La Haya y la Nación




Chile perdió la semana pasada parte de su territorio, pero al mismo tiempo dio prueba de una pérdida aún más grave.

No me referiré al mérito del fallo, calificado por las autoridades como arbitrario, opinión que comparto. Tampoco abordaré la ampliamente criticada política fenicia de relaciones exteriores, ni evaluar la estrategia jurídica de justificación de la extensión del paralelo hasta las 200 millas, ni la necesaria reflexión acerca del cuestionable proceder de esa jurisdicción.

Todo eso es relevante, pero hay algo más. La amplia indiferencia de la ciudadanía frente a una pérdida punzante de parte de aquello que conformaba nuestro país. Es sintomático que a un día del fallo la noticia principal en la prensa haya sido un puma sorprendido en la cocina de una casa. Desconcertante. Sin duda se podría pensar que ello se debe a una estrategia comunicacional para aminorar el impacto, pero creo que ninguna estrategia es suficiente para ocultar la gravedad del cercenamiento arbitrario de una parte del territorio.

El problema es otro y se vincula a la progresiva dilución de la cohesión social, de la reunión en torno aquello que constituye la nacionalidad. Pareciera que los chilenos perciben esta pérdida como ajena ("sólo afecta a las grandes pesqueras", se ha repetido por estos días), o tienden a menospreciarla por su escasa utilidad económica (en ese mar "hay pocos peces"), sin apreciar el alcance de desprenderse de los derechos de exploración sobre una extensión enorme y cuyas enigmáticas riquezas naturales aún desconocemos. Y esa percepción no es sólo de la ciudadanía. Salvo destacadas reflexiones, pocos expertos nacionales han puesto acento en la fractura brutal que significó a la integridad del territorio, en un concierto de opiniones que incluso han visto como beneficiosa y justa esta decisión.

Es lamentable que la mención de "patria" o "nación" haya pasado en este país de ser una motivación que engrandece a una sospecha de chauvinismo. Las explicaciones pueden ser muchas. Más que personas unidas por un territorio, un pasado y un destino común, los chilenos parecen hoy grupos dispersos que reivindican derechos -por cierto loables- para su grupo de interés. Las causas públicas son hoy causas de grupos. Abundan los ambientalistas, animalistas, feministas, defensores de los consumidores, "ciclistas furiosos", defensores de la diversidad sexual, etcétera.
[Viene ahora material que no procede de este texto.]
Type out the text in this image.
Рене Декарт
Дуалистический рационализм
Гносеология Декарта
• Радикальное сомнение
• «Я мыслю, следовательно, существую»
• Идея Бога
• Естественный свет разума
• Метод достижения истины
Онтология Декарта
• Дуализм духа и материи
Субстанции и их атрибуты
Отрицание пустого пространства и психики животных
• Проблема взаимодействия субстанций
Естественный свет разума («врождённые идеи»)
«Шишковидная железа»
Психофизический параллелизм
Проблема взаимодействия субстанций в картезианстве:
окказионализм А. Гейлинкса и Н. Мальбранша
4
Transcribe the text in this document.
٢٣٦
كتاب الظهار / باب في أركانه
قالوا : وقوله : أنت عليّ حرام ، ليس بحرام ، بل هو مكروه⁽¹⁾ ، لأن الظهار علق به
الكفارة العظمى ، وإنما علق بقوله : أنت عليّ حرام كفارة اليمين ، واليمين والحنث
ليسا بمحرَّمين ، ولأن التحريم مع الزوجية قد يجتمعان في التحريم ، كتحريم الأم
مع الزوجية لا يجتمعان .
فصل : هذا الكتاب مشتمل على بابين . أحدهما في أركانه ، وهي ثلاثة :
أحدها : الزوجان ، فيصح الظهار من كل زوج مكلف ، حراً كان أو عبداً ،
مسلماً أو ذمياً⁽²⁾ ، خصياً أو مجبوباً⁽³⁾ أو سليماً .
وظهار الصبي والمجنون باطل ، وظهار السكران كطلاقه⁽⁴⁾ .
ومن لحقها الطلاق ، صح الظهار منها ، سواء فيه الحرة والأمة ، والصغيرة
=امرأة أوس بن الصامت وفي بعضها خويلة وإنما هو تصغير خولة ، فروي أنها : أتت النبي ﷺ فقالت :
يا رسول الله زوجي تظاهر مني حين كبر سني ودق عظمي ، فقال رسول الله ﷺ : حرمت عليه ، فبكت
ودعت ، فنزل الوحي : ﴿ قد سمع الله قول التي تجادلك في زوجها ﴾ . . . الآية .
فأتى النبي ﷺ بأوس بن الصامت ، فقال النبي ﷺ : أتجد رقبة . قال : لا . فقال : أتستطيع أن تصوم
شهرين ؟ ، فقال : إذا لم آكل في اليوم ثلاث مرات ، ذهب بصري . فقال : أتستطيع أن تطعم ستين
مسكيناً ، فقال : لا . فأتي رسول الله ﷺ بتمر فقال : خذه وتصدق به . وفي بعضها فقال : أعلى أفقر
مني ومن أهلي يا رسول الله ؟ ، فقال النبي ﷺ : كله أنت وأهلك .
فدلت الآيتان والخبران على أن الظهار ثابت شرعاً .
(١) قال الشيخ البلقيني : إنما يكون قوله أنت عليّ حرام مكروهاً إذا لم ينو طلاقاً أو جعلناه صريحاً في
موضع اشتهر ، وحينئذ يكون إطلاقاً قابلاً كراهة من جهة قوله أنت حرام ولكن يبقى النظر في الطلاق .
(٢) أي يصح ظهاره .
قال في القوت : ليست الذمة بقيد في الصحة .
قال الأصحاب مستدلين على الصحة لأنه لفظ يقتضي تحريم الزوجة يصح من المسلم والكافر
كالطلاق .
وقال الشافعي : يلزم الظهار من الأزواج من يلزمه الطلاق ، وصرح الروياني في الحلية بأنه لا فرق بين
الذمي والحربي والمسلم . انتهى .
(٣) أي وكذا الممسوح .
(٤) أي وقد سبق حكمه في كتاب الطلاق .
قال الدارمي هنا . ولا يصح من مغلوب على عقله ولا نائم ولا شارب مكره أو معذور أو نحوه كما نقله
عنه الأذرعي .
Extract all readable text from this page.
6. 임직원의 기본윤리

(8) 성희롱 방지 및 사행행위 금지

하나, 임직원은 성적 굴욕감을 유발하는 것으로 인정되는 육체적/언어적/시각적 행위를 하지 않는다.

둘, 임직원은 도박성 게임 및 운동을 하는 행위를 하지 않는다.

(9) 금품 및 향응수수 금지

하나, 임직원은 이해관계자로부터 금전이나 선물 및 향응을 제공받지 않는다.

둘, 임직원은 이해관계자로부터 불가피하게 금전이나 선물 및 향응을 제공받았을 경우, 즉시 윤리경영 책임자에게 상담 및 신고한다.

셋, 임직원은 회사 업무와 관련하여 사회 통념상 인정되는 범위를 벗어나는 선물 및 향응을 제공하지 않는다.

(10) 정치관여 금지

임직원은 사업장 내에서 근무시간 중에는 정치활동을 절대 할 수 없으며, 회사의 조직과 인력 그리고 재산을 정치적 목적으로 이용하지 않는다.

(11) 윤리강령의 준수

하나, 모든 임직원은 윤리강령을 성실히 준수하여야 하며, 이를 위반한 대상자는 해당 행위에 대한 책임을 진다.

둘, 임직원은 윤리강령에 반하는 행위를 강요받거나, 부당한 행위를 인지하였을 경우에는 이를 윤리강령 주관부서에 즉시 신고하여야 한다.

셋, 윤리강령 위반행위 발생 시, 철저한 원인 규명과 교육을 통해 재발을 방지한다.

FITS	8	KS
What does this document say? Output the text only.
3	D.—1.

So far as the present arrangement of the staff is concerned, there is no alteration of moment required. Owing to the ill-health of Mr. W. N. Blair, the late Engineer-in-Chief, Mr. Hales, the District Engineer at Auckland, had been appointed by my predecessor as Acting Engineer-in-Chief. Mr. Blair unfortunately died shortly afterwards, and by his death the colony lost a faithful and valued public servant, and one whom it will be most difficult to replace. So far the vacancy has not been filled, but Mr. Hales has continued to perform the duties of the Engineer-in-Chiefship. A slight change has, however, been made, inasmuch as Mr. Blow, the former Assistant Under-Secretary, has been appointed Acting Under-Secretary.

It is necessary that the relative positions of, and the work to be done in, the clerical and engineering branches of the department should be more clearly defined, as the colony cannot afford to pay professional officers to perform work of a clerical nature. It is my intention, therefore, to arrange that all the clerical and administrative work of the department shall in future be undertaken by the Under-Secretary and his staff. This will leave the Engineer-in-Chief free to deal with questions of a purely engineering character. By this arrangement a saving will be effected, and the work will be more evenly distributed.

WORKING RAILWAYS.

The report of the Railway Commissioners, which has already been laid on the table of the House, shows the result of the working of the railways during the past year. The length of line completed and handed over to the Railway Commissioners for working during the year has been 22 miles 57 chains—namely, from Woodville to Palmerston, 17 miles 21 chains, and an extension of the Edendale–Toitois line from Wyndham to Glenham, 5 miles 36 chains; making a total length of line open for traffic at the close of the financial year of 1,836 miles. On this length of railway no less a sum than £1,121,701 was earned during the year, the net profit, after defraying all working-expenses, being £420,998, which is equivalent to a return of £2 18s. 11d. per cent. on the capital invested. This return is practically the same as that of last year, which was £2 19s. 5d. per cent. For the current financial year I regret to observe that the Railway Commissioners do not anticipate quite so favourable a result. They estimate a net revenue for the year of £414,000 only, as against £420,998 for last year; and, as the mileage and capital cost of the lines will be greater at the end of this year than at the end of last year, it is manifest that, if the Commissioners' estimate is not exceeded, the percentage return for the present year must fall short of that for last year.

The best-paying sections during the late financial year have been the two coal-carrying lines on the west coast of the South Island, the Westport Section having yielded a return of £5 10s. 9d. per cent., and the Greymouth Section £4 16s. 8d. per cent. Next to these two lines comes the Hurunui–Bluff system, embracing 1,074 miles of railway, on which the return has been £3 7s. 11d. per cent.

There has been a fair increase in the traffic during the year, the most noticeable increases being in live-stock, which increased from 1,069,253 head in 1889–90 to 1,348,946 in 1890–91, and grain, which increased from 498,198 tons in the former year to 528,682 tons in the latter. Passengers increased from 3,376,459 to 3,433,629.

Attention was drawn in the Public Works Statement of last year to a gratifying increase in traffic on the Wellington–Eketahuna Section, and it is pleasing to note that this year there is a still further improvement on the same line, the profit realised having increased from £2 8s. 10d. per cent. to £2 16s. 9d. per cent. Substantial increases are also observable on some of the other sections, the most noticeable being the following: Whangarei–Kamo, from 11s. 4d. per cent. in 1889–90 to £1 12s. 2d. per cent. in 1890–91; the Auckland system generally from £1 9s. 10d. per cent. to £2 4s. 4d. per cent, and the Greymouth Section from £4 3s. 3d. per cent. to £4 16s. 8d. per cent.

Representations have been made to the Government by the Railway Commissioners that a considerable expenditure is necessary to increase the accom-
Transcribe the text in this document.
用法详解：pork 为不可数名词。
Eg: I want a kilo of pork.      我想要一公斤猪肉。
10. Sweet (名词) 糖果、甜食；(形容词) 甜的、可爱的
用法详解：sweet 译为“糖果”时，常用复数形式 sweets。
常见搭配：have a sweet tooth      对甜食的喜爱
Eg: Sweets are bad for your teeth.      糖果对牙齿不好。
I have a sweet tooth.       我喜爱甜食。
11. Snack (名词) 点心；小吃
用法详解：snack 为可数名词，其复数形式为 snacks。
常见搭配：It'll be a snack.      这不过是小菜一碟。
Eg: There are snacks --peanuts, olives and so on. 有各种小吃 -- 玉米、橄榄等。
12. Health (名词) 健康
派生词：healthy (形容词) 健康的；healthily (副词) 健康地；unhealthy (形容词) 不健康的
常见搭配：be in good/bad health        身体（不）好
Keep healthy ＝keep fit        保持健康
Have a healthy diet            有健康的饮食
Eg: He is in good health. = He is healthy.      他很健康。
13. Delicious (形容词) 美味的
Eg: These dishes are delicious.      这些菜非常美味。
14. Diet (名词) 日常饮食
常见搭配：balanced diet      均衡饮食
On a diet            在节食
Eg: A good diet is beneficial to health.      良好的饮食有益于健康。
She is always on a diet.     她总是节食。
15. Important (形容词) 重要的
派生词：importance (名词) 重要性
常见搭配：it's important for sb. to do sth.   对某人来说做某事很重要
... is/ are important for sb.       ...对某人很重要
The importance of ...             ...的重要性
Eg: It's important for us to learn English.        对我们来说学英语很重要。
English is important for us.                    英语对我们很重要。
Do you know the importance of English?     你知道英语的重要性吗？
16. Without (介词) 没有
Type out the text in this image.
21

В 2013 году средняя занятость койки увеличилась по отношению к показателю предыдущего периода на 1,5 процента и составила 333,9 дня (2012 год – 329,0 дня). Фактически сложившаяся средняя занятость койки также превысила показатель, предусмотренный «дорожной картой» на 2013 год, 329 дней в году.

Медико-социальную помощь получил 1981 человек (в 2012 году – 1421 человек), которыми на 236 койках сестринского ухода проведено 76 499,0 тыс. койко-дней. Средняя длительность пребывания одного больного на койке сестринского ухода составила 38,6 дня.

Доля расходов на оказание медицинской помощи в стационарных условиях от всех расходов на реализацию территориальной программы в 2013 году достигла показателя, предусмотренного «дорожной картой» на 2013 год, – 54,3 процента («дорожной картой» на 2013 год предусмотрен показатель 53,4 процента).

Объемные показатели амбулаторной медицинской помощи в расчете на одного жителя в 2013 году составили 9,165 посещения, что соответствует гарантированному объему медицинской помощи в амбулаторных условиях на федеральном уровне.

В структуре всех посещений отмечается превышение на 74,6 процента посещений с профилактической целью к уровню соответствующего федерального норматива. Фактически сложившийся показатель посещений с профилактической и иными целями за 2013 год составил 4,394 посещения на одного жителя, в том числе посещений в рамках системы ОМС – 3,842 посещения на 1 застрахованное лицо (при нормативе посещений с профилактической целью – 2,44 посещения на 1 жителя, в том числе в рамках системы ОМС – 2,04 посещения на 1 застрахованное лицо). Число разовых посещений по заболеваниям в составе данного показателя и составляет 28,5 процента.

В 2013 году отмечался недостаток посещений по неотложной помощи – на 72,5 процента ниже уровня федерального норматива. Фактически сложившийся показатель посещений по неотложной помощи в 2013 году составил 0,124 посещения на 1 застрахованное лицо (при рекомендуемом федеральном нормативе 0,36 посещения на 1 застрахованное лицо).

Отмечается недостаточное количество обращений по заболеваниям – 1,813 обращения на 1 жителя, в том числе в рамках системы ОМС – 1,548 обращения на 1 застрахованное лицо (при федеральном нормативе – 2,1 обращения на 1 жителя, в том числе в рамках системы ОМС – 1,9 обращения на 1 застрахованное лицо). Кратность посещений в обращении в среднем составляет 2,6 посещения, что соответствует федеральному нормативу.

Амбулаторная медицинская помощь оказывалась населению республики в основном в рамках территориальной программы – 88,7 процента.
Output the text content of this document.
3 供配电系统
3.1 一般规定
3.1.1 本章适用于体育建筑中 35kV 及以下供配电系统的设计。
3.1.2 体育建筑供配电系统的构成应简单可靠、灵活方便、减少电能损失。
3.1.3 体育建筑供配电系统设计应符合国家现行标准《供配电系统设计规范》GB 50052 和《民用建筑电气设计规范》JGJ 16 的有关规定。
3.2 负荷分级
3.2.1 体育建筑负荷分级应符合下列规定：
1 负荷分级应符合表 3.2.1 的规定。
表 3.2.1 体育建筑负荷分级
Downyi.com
A su vez, las explicaciones de esta desintegración son también variadas. La destrucción de la educación pública (ese espacio donde todos se deben encontrar); el afán desenfrenado e indolente de ganancias, que conduce a los ciudadanos a vivir en constate defensa de sus pocos derechos (a comer, educarse y tener salud sin endeudarse con intereses usureros; a no vivir entre usinas; a impedir la destrucción de las ciudades; a oponerse a la privatización del patrimonio cultural, etcétera); los prejuicios ideológicos de una minoría que veta los cambios, y que obliga a agruparse para reivindicar algo que la mayoría estima de lo más razonable y justo (matrimonio igualitario, una Constitución democrática, derechos reproductivos, etc.); la cruel exclusión del pueblo mapuche, entre otras causas.

Esta semana hemos perdido una parte de Chile y no estamos protestando en la calle. Eso es lo más doloroso.